The opening of the motorway is a sort of harrowing of hell, in that it’s full of smoke and there are actual monsters at the bottom, and of course its denizens literally ascend to the heavens, into a paradisical and empty city. We have not one but two saviour figures: the Face of Boe, who sacrifices himself to save the people of the motorway, and the Doctor, whose presence in some undefined way facilitates this action. I don’t think I really noticed this until the very end, when the people of the motorway sing notorious weepie hymn “Abide With Me” as they fly up into the sunset, but once I did notice it helped me clarify my feelings about why this episode works so well for me. There’s something very Christian, too, about Gridlock. That time on the motorway is, finally, worth it, as the people of New New York come into their own again. When we travel, we are hoping, and it’s a hope that nothing earthly ever exactly fulfils.īut, in Gridlock, it is fulfilled. Home, or friends, or a place we find magical. I love how this image taps into something fundamental about the idea of a journey: we sit in traffic jams and endure overcrowded trains and comply with arcane and inconvenient rules about cabin baggage because we hope that there will be something wonderful at the end of it. Let’s not dwell on the dodgy plot logic here: the point is the image of thousands upon thousands of flying cars swooping up out of the shadows of the motorway, up, up into the sunset and a skyline full of glittering towers.
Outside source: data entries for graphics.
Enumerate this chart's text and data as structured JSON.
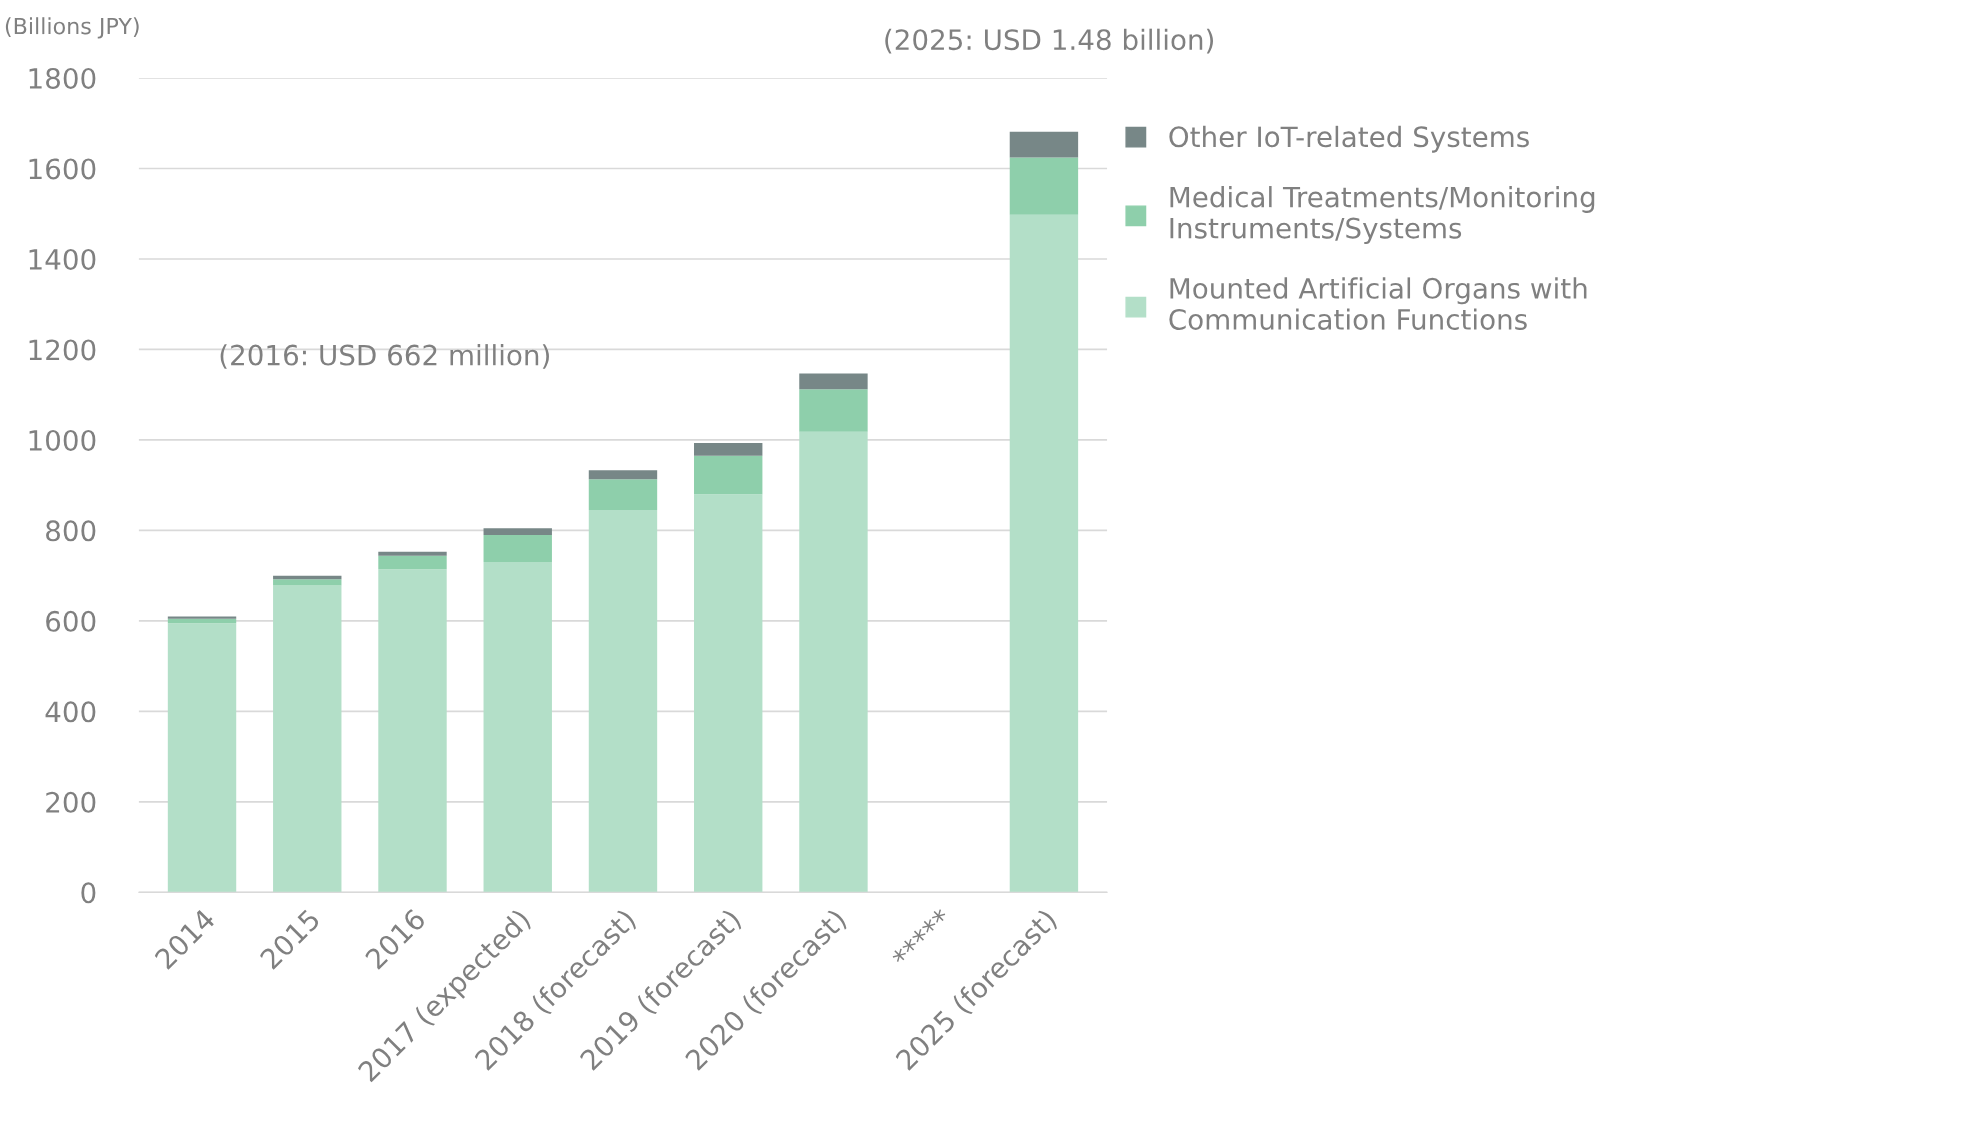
{
  "chart_data": {
    "type": "bar",
    "stacked": true,
    "ylabel": "(Billions JPY)",
    "categories": [
      "2014",
      "2015",
      "2016",
      "2017 (expected)",
      "2018 (forecast)",
      "2019 (forecast)",
      "2020 (forecast)",
      "*****",
      "2025 (forecast)"
    ],
    "series": [
      {
        "name": "Mounted Artificial Organs with Communication Functions",
        "color": "#b3dfc8",
        "values": [
          595,
          678,
          714,
          730,
          845,
          880,
          1018,
          null,
          1498
        ]
      },
      {
        "name": "Medical Treatments/Monitoring Instruments/Systems",
        "color": "#8ecfab",
        "values": [
          10,
          14,
          30,
          60,
          68,
          85,
          94,
          null,
          126
        ]
      },
      {
        "name": "Other IoT-related Systems",
        "color": "#778787",
        "values": [
          5,
          8,
          9,
          15,
          20,
          28,
          35,
          null,
          57
        ]
      }
    ],
    "ylim": [
      0,
      1800
    ],
    "yticks": [
      0,
      200,
      400,
      600,
      800,
      1000,
      1200,
      1400,
      1600,
      1800
    ],
    "grid": "y",
    "legend": "right",
    "annotations": [
      "(2016: USD 662 million)",
      "(2025: USD 1.48 billion)"
    ]
  }
}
The Face of Boe’s been keeping the motorway on for 23 years, all alone with his carer Novice Hame, but now the Doctor’s here he can finally let them all out. See, the secret of the motorway is that it’s been quarantined from a plague that killed everyone on New Earth in seven minutes.

Dr.who gridlock series#

There’s a sequence in which the Doctor drops through a series of cars and we get little insights into people’s lives: it’s a way of establishing the vastness of this world, the scale of the motorway, and the defiant individuality of those who are trapped in it.īut it’s the imagery that made me cry: the way the story works metaphorically. We have some great secondary characters: an Irishwoman married to a cat-person (they have kittens, it’s adorable) two little old ladies who’ve been driving since they got married 23 years ago the improbably good-looking pregnant couple who kidnapped Martha so they could get in the fast lane out to Brooklyn. Davies’ Who work, it’s the imagery of the story and the feel of the world that makes it memorable. There’s a plot going on somewhere about Martha getting kidnapped and the Doctor’s search for her, but that’s easily the least interesting thing about the episode. It takes twelve years to travel just five miles. Forget the M25 on a bank holiday the people of New Earth’s motorway have spent entire lifetimes in their floating cars.

dr.who gridlock

True to form, instead of the dazzling cities full of glittering skyscrapers that the Doctor’s promised, they find the most almighty traffic jam in the universe. In the third episode of new Who‘s third series, the Doctor and Martha visit New Earth. If anything has convinced me that, no, it is not just nostalgia that makes me hate everything Stephen Moffat has ever written, it is this.

dr.who gridlock

Gridlock‘s another new Whoepisode that made me weep when I rewatched it recently.